Behavior may be described as unethical only when it offers the appearance of impropriety. If S.I. Newhouse had early knowledge of the sale of the Picasso by the Museum of Modern Art, perhaps even having a voice in setting the price, he as collector would certainly have an unfair advantage in the process of buying it.
According to Charles Dambach, president and chief executive officer of the Washington, D.C.,-based Museum Trustee Association, art museums are, however, put in a dilemma here. The people on their boards are usually collectors and, in fact, are the people most interested in those very works, the ones who would otherwise be contacted about buying them. Do these people be penalized for serving on the board? It is hard to balance things.

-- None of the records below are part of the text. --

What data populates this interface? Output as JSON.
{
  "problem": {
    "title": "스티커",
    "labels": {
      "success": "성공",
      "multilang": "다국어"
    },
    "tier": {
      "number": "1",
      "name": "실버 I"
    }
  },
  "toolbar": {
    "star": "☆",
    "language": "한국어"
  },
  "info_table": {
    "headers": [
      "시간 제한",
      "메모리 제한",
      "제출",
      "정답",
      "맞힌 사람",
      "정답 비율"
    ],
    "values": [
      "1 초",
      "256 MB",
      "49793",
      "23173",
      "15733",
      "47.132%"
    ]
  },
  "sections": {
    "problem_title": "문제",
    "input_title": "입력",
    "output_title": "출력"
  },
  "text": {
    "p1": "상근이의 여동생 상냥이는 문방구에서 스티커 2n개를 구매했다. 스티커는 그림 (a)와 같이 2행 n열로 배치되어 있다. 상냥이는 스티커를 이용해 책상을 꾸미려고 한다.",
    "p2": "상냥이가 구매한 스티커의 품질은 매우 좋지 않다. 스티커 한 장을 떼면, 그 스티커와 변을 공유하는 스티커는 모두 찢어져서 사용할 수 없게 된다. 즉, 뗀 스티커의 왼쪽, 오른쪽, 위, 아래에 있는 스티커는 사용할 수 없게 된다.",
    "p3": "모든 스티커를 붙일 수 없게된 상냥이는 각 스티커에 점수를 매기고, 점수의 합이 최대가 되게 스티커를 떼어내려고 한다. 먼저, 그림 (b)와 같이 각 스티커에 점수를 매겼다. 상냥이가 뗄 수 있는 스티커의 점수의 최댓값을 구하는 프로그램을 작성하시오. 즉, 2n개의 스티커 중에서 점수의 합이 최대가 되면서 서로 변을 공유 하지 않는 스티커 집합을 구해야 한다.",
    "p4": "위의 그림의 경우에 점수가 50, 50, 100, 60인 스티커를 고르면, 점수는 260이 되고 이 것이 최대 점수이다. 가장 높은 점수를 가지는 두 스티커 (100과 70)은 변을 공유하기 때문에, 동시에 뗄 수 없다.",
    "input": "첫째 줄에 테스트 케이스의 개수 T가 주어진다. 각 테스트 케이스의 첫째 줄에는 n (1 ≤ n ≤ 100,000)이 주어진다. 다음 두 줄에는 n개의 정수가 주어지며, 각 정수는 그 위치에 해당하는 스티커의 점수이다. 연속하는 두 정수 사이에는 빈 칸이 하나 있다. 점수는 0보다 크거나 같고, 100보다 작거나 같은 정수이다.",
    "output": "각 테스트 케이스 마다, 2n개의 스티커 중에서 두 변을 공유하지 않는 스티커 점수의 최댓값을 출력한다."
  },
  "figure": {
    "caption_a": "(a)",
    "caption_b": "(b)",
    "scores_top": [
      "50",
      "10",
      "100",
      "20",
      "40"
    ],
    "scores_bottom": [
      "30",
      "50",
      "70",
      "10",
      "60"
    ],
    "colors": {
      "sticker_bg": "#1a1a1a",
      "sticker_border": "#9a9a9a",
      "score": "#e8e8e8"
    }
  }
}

Most of these issues are well known within the museum community and, over the years, many AAM member institutions have simply acknowledged their acceptance of the association’s booklets on museum and trustee ethics. “We’ve always used AAM and AAMD codes,” a spokesman for the Boston Museum of Fine Arts, said, a comment made at numerous museums around the country.
Roy Taylor, director of the Chicago Botanic Gardens who chairs AAM’s ethics commission, stated, however, that he wants institutions to “do more than just check off the AAM codes and not really struggle with these issues of ethical conduct. I want museum directors, trustees and staff to rethink the role of ethics in the operation of the institution. They should talk about this and write it up.”
He added that, eventually, museum accreditation would be dependent on museums having a written code of ethics and living up to it. Plans for suspending the membership or accreditation of offending institutions are under consideration. Ethics are not just high-minded affairs but have a practical value as well.
“If a museum is seen as acting unethically and this becomes public knowledge,” he stated, “this can become part of a discussion at the legislative level, which may impede funding sources, for instance, or lead to new law. We prefer to deal with these issues on the association level rather than on the legislative level.”